Did you try to use glBufferSubData() instead of that Map/Unmap stuff?

The buffer usage hint is only a hint. I haven’t seen any differences by varying it.

Elurahu · September 21, 2011, 1:47pm

Very very wierd - I now tried just a plain glBufferSubData and it runs as I would expect. Again I can understand why it would run slower WHILE mapped (as the buffer in use), but why a buffer which have been mapped before runs slower afterwards I have no idea.

Thanks anyhow Aleksandar

AlexN · September 26, 2011, 5:07pm

The NVIDIA driver most likely sees that you are mapping the buffer more than once and moves it to a different type of memory, which has lower performance for drawing, but supposedly faster performance for updating. I’d say the usage hint is going completely ignored, and the driver is instead looking at your usage over time to determine its own usage hint.

The first time you map the buffer, you don’t trigger this, because many applications map a buffer once to fill it and never touch it again. Applications that map a buffer more than once trigger the more “dynamic” usage hint. I’ve seen this happen and it is pretty annoying - after mapping a buffer a few hundred times, it gets relocated to a different type of memory and never goes back. Sorry that off the top of my head I don’t remember anything more specific that you can do to avoid it.

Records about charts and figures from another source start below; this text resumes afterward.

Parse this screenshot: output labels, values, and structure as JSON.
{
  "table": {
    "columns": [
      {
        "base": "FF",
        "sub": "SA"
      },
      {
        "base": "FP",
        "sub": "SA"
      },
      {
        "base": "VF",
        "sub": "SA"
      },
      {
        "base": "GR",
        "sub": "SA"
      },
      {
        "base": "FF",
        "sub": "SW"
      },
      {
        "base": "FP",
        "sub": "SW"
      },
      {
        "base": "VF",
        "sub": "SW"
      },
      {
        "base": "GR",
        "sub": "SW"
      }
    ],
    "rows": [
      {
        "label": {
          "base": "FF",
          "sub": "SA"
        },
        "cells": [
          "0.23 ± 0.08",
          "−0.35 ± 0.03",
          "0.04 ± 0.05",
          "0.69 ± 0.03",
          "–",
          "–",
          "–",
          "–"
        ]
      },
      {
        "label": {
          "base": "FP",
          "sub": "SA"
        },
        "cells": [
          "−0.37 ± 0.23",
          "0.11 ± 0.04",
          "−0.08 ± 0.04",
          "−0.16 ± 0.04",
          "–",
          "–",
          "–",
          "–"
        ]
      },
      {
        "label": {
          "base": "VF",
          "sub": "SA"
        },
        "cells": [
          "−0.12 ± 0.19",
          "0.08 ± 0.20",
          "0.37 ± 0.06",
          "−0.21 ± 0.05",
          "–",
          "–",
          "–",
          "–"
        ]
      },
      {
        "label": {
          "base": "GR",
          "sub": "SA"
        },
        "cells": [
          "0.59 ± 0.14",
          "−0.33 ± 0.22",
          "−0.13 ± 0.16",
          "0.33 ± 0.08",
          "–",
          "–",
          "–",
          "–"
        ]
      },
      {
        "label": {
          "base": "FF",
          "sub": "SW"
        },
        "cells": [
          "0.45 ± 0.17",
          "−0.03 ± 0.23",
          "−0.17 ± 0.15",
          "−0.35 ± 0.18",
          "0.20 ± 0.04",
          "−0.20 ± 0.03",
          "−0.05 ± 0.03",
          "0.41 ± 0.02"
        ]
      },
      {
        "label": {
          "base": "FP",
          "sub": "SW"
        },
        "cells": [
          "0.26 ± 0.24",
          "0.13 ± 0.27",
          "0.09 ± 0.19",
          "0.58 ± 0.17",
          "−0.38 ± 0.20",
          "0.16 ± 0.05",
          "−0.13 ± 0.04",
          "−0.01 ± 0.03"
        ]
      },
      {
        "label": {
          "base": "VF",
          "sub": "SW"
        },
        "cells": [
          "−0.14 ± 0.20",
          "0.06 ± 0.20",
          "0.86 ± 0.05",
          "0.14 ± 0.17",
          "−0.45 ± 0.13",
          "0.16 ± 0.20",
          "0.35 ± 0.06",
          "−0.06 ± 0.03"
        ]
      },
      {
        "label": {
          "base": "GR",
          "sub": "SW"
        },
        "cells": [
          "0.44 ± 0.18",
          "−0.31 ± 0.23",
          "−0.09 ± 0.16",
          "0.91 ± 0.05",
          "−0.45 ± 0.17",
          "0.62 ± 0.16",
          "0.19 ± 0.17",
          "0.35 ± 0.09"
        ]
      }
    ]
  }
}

mhagain · September 26, 2011, 5:23pm

My honest assessment is that for truly dynamic data you’re better off just letting the driver stream it via regular old-school vertex arrays. Yes, that sucks if you want to create a 3.x+ core context, but I’ve never seen any performance improvement for this kind of use case from using a VBO. Often things get worse. The VBO API is too abstracted, the use flags are too confusing and don’t behave as you would expect, and drivers have too much freedom to just ignore what you’re trying to do and make a guess themselves. With old school vertex arrays the driver at least has a better chance of getting reasonably close to doing the right thing.

Seems I’m not the only one either: http://www.stevestreeting.com/2007/03/16/glmapbuffer-how-i-mock-thee/

Dark_Photon · September 26, 2011, 6:47pm

Since where a buffer lives is unfortunately not a spec concept AFAIK and the hints are ignored (more annoying “buffer Ouija board” vaguaries), there can be no official way to do this. However…

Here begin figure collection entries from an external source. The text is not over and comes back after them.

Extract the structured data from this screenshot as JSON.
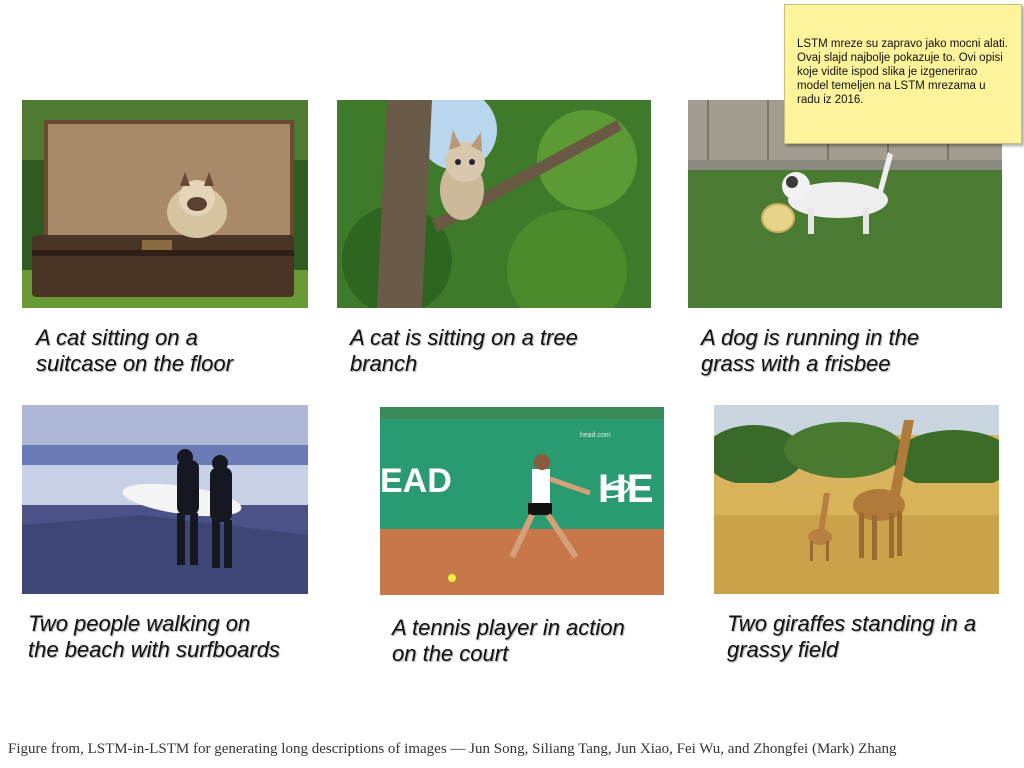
{
  "note": {
    "text": "LSTM mreze su zapravo jako mocni alati. Ovaj slajd najbolje pokazuje to. Ovi opisi koje vidite ispod slika je izgenerirao model temeljen na LSTM mrezama u radu iz 2016."
  },
  "images": [
    {
      "caption_line1": "A cat sitting on a",
      "caption_line2": "suitcase on the floor"
    },
    {
      "caption_line1": "A cat is sitting on a tree",
      "caption_line2": "branch"
    },
    {
      "caption_line1": "A dog is running in the",
      "caption_line2": "grass with a frisbee"
    },
    {
      "caption_line1": "Two people walking on",
      "caption_line2": "the beach with surfboards"
    },
    {
      "caption_line1": "A tennis player in action",
      "caption_line2": "on the court",
      "banner_left": "EAD",
      "banner_right": "HE",
      "banner_small": "head.com"
    },
    {
      "caption_line1": "Two giraffes standing in a",
      "caption_line2": "grassy field"
    }
  ],
  "footer": {
    "text": "Figure from, LSTM-in-LSTM for generating long descriptions of images — Jun Song, Siliang Tang, Jun Xiao, Fei Wu, and Zhongfei (Mark) Zhang"
  }
}
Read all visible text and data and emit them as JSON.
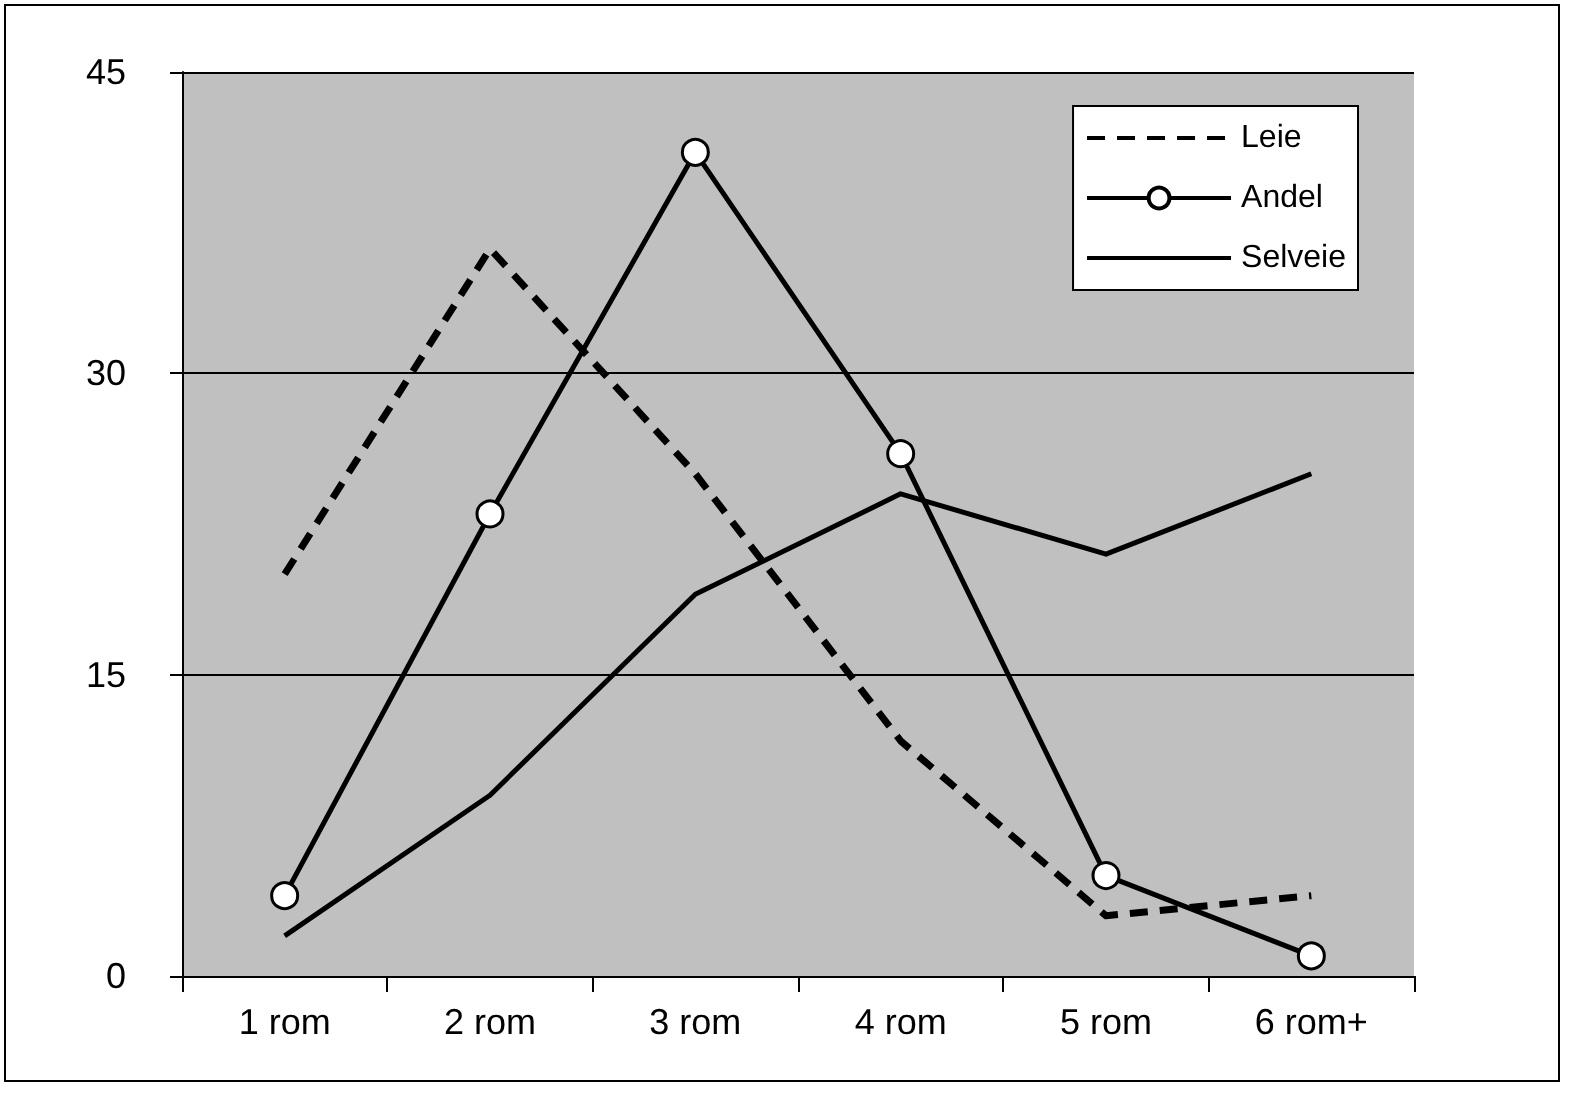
{
  "chart_data": {
    "type": "line",
    "categories": [
      "1 rom",
      "2 rom",
      "3 rom",
      "4 rom",
      "5 rom",
      "6 rom+"
    ],
    "series": [
      {
        "name": "Leie",
        "color": "#000000",
        "line_style": "dashed",
        "marker": "none",
        "values": [
          20,
          36.2,
          25,
          11.7,
          3,
          4
        ]
      },
      {
        "name": "Andel",
        "color": "#000000",
        "line_style": "solid",
        "marker": "circle",
        "values": [
          4,
          23,
          41,
          26,
          5,
          1
        ]
      },
      {
        "name": "Selveie",
        "color": "#000000",
        "line_style": "solid",
        "marker": "none",
        "values": [
          2,
          9,
          19,
          24,
          21,
          25
        ]
      }
    ],
    "ylim": [
      0,
      45
    ],
    "yticks": [
      0,
      15,
      30,
      45
    ],
    "grid": "y",
    "legend": "top right"
  }
}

I don’t know if it’s still the case, but NV mentioned in reply to a bindless issue report a while back that (as an implementation-specific detail) if you query the GPU address of the buffer or make it resident via bindless, that will lock it in vidmem or sysmem (whichever it happens to be in at the time).

So this for instance should lock it in vidmem or sysmem, depending on whether you define LOCK_VBO_IN_SYSMEM:


  glGenBuffers            ( 1, &handle );
  glNamedBufferDataEXT    ( handle, size, 0, GL_DYNAMIC_DRAW );
#ifdef LOCK_VBO_IN_SYSMEM
  glMapNamedBufferRangeEXT( handle, 0, size, GL_MAP_WRITE_BIT );
  glUnmapNamedBufferEXT   ( handle );
#endif
  glGetNamedBufferParameterui64vNV( handle, GL_BUFFER_GPU_ADDRESS_NV, &gpu_addr );

Of course, you don’t need to use the DSA APIs like I did. Instead if you prefer, bind at-will and use the normal bind point APIs instead (glBindBuffer, glMapBufferRange, etc.).

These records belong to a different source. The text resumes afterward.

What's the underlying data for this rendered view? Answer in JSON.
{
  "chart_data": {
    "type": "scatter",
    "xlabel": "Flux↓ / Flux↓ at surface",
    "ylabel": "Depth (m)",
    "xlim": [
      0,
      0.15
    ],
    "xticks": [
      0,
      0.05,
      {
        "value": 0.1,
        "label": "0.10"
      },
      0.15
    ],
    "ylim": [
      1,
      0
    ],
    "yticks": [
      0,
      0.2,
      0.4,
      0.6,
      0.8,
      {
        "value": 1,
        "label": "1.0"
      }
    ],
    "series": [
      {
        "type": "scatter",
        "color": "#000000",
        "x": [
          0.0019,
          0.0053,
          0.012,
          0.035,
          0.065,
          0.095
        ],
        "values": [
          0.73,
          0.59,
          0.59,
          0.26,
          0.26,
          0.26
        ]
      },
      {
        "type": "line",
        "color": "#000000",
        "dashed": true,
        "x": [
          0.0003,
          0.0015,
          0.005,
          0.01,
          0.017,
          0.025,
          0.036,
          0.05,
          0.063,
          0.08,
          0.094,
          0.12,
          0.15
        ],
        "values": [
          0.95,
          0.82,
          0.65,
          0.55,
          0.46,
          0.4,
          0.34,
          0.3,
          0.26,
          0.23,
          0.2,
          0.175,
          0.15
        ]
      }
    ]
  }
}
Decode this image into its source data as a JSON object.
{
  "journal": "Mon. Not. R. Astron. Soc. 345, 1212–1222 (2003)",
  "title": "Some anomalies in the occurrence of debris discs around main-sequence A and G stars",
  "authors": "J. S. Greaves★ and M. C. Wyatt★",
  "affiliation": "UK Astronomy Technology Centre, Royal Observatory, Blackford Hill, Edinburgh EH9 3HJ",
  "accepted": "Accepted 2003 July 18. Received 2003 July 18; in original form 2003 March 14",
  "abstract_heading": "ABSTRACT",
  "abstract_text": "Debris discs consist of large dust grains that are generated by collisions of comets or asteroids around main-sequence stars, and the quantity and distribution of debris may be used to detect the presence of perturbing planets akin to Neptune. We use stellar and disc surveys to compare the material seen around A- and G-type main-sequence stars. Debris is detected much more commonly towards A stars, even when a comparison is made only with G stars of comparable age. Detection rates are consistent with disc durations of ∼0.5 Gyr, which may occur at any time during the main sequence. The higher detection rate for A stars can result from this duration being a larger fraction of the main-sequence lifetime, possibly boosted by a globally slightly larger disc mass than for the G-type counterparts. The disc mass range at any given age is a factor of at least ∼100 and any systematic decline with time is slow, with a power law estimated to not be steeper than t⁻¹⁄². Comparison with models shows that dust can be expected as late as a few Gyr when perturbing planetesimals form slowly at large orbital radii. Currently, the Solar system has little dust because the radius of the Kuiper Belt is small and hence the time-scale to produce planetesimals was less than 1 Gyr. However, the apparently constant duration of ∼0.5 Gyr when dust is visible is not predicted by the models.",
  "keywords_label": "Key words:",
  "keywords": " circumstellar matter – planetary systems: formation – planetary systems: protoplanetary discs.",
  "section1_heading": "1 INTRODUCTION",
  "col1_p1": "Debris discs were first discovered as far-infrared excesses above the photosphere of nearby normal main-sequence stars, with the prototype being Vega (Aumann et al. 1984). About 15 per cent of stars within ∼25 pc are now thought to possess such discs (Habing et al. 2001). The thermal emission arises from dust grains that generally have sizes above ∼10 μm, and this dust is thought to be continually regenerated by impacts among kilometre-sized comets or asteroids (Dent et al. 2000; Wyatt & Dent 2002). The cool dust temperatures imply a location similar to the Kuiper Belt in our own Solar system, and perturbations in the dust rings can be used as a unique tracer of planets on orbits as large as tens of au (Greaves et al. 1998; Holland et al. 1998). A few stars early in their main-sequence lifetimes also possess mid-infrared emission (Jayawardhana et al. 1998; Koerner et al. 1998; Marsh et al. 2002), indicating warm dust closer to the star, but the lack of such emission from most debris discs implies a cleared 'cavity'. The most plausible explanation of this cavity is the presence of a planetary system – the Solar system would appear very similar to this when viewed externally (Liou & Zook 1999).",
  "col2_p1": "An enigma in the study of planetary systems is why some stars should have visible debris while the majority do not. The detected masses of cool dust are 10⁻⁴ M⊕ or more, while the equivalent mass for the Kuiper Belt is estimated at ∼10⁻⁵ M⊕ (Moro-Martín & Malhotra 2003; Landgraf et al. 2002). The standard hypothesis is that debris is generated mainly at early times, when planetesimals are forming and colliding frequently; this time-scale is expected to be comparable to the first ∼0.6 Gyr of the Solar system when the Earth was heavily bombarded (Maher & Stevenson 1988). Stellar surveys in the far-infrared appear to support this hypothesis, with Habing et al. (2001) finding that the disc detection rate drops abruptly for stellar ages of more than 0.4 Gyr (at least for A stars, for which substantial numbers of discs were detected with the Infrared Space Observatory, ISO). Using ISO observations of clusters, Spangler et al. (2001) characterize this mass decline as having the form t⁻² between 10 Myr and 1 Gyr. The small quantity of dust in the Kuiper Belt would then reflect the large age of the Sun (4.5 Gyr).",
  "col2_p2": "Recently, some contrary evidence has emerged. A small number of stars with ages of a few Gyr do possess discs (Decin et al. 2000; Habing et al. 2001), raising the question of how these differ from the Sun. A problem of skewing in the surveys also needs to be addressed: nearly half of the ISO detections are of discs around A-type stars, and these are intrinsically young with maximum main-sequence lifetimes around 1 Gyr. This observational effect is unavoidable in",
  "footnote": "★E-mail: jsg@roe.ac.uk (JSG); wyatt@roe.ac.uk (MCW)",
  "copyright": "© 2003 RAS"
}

Warning: if you lock it in vidmem, then it is (intuitively) more expensive to update from the CPU. So if you even do this, only do this if you know that reuse is going to be the much more common case than update (or perhaps you are updating it on the GPU). I used this with Streaming VBOs with good success redispatching batches with bindless that were already uploaded to the GPU buffer locked in vidmem (the 99% case).

Dark_Photon · September 26, 2011, 6:57pm

Agreed.

It wasn’t until NV bindless came out that using VBOs over vertex arrays made any performance sense for us at all. It wasn’t even close. With bindless VBOs, you can get virtually display list performance, which is very sweet.

Still waiting for the ARB to promote this or some form of it that captures the same speed-up to EXT/ARB form. Sometimes you just need lots of varied data, and though streaming VBO approach helps some, without bindless, vertex arrays are the way to go.

Re “streaming VBO approach helps some”, I think part of it is binding is so darn expensive. Seriously, if you’re dead set on using VBOs without bindless, and performance is important, limit yourself to one VBO.